Je suis rentré chez moi au tout petit matin. J'ai remonté ma petite rue au moment exact où les lampadaires s'éteignaient, car il faisait suffisamment jour, entre 4h00 et 5h00. Dans le taxi, une étudiante avait chanté des airs d'opéra traditionnel. Deux genres d'opéras, un de la province de Zhejiang, un de la province de l'Anhui. A capella, sur les boulevards périphériques surélevés de Shanghai, mon étudiante me faisait littéralement planer. Sa voix légèrement voilée de jeune femme fatiguée donnait aux chants quelque chose d'européen, ou d'américain, comme un mélange de folk irlandais et de trémolos extrême orientaux. Un mélange de chanteuse de blues et de femme de pêcheur du Jiangsu. C'était la mondialisation du cœur et de la beauté dans mon taxi.
Nous revenions de la « Nuit blanche », l'événement final du festival Croisement. Sur invitation seulement (et on se demande pourquoi, quand on sait que les Chinois n'ont pas l'habitude de se coucher tard, ni, donc, de commencer une soirée à 23h00.) Plusieurs scènes étaient aménagées dans la cour intérieure d'un grand bâtiment kitsch. Des artistes d'assez bonne qualité alternaient, malgré la bruine qui, après tout, nous rafraîchissait. A l'intérieur du bâtiment, d'autres animations, des œuvres d'art vidéo interactives, des sculptures en chocolat, des lieux de boissons et de sustentation. Et pour donner du liant à tout cela, une troupe de danseurs et de comédiens déguisés défilait incessamment avec de jolis mouvements de hanche et des mouvements de bras, avec des pas de danse et des masques de carnaval.
La star française était Louis Bertignac, l'ancien guitariste de Téléphone, et la star chinoise était une fille, diplômée du département de français de Fudan, qui avait gagné le concours de Super girl, une sorte de Star Ac' chinoise. Cette fille est vraiment populaire, avec des fans clubs et tout et tout. Comme elle parle très bien français, il y avait là quelque chose à exploiter pour la promotion des échanges culturels sino-français. Malheureusement, avant même qu'elle ait commencé sa performance, vers 3h30, les forces de police ont occupé le terrain et, alors que Bertignac terminait sa troisième chanson, l'organisateur de la soirée vint sur la scène nous dire que la Nuit blanche devait s'arrêter là. On n'a pas su pourquoi, mais la menace de voir couper l'électricité pesait, si le chanteur continuait une minute de plus. Sous la protestation de la foule, ce dernier s'est lancé dans son tube Cendrillon. « On tente le tout pour le tout », disait-il, dans un sourire. Quelques minutes qui ont beaucoup plu au public.

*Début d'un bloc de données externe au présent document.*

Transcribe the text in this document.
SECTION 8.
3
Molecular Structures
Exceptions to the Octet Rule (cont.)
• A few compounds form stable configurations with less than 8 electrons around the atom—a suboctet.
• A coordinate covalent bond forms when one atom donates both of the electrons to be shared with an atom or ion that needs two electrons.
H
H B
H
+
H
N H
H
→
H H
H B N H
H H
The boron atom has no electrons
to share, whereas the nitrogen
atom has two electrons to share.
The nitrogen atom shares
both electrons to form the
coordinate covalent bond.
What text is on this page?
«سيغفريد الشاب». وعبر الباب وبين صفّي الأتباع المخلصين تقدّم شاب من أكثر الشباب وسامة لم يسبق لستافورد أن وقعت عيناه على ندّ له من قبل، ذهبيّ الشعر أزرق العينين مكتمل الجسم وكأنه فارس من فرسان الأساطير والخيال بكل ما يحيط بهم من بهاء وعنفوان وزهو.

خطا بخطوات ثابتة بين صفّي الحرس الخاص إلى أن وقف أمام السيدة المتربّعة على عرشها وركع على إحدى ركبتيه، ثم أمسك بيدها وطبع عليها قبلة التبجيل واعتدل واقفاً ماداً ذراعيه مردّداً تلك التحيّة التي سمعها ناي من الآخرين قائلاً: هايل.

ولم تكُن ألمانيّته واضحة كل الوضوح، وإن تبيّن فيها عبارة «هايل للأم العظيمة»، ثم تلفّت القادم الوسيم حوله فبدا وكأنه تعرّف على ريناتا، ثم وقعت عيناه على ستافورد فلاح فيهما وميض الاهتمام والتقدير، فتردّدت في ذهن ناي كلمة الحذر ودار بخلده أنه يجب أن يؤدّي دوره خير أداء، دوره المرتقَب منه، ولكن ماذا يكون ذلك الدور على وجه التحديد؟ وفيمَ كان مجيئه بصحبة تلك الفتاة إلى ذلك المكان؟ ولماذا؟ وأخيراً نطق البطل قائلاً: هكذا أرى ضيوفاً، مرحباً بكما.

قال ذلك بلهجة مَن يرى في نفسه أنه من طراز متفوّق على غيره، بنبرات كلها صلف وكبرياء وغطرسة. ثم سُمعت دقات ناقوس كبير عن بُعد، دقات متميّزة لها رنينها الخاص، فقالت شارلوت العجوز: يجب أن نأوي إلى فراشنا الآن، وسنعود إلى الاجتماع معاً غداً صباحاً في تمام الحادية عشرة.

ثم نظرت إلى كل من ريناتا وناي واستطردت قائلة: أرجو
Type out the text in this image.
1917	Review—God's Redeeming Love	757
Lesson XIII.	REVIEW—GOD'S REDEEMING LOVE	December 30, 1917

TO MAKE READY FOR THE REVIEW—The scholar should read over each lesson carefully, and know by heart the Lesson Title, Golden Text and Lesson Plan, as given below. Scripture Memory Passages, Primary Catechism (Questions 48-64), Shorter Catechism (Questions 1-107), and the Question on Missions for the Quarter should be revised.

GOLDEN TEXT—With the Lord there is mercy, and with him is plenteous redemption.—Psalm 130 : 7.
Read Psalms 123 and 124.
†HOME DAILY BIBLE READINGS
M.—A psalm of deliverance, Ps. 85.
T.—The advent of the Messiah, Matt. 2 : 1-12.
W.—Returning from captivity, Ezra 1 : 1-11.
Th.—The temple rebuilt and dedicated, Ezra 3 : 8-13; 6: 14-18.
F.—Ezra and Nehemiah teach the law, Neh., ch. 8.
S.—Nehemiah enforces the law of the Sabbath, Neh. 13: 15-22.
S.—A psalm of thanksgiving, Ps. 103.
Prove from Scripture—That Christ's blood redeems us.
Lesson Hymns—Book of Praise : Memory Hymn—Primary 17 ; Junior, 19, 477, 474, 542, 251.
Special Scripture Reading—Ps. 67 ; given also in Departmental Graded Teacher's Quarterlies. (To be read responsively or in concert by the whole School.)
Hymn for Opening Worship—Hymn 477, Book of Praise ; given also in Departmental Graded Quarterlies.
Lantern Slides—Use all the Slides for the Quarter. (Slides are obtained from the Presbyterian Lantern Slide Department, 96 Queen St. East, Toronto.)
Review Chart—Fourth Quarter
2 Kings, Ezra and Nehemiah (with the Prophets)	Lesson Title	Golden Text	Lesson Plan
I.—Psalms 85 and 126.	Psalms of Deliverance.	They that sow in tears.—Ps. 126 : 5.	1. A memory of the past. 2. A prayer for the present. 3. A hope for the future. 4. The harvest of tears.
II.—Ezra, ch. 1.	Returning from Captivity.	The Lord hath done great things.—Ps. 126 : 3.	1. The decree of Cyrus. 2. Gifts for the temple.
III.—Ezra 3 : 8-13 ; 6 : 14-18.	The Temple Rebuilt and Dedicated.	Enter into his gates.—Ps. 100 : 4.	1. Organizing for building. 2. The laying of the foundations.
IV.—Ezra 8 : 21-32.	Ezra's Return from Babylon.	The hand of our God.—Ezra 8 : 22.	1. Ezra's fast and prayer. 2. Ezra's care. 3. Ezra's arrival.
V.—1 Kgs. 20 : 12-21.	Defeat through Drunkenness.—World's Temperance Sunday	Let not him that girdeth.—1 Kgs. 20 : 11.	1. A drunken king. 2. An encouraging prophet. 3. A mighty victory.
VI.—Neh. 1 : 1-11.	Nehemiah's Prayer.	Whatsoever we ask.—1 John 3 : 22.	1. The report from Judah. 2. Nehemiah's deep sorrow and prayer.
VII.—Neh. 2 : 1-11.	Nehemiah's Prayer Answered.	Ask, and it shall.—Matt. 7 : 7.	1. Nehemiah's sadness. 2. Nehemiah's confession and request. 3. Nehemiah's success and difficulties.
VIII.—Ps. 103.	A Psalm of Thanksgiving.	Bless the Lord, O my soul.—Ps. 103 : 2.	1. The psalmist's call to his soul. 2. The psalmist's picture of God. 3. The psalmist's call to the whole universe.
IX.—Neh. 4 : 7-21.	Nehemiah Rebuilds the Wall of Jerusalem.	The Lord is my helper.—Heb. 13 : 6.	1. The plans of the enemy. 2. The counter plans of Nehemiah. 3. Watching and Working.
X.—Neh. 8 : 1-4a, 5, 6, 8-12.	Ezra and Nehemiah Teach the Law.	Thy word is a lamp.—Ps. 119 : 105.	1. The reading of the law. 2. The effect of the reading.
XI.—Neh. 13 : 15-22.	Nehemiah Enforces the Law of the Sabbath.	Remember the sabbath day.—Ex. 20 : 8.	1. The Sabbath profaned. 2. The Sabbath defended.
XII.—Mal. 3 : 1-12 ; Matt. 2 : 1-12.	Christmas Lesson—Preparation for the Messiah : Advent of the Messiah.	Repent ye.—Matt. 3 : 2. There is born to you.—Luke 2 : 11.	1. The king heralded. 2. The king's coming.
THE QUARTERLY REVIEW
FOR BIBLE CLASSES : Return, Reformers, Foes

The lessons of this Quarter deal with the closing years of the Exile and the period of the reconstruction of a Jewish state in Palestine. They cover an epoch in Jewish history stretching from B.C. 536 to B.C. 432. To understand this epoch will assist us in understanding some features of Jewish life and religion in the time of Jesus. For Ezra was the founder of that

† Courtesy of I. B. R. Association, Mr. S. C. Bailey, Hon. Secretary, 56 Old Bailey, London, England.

Puis un fonctionnaire, entouré de policiers, est monté sur scène, a donné un coup dans le micro de Bertignac, et l'a poussé en arrière avec un geste méprisant de la main. Ici, on n'est pas dans votre pays de dégénérés, ici on respecte les fonctionnaires et les forces de l'ordre.
Cet événement m'a plu, « ouais ! Enfin de l'animation, de l'imprévu ! » Je voyais de la tension sur les visages des hommes en uniformes. Je me mettais à leur place : frapper sans pitié des pauvres gens du Guangxi, comme ils le font en ce moment, passe encore, mais en venir aux mains avec des étrangers en plein cœur de Shanghai, c'est mauvais pour l'image du pays. Je suis parti avec deux ou trois Chinois qui ne comprenaient pas plus que moi ce qui se passait. Quand nous quittâmes les lieux, la foule chantait Un jour j'irai à New York avec toi. A l'heure où j'écris ces lignes, je ne sais pas s'il y a eu des violences ou non. Franchement j'en doute, mais l'homme est un animal qui n'a jamais été effrayé par le pire, surtout quand il voisine avec le grotesque.
Je pris le taxi avec trois étudiants qui revenaient à l'université. Ils m'ont dit que c'était la première fois qu'ils rentraient si tard dans leur dortoir. On a parlé musique chinoise. Je leur ai avoué que j'aimais surtout la musique traditionnelle. C'est alors qu'une étudiante a laissé libre cours à ses souvenirs musicaux ; d'avoir longuement écouté sa grand-mère, dans le Jiangsu, elle a appris à chanter de merveilleux airs d'opéra et ses chants furent pour moi le couronnement de la soirée. La plus belle musique que j'avais entendue depuis quelques semaines, et qui suffit à me réconcilier, si besoin était, avec la Chine.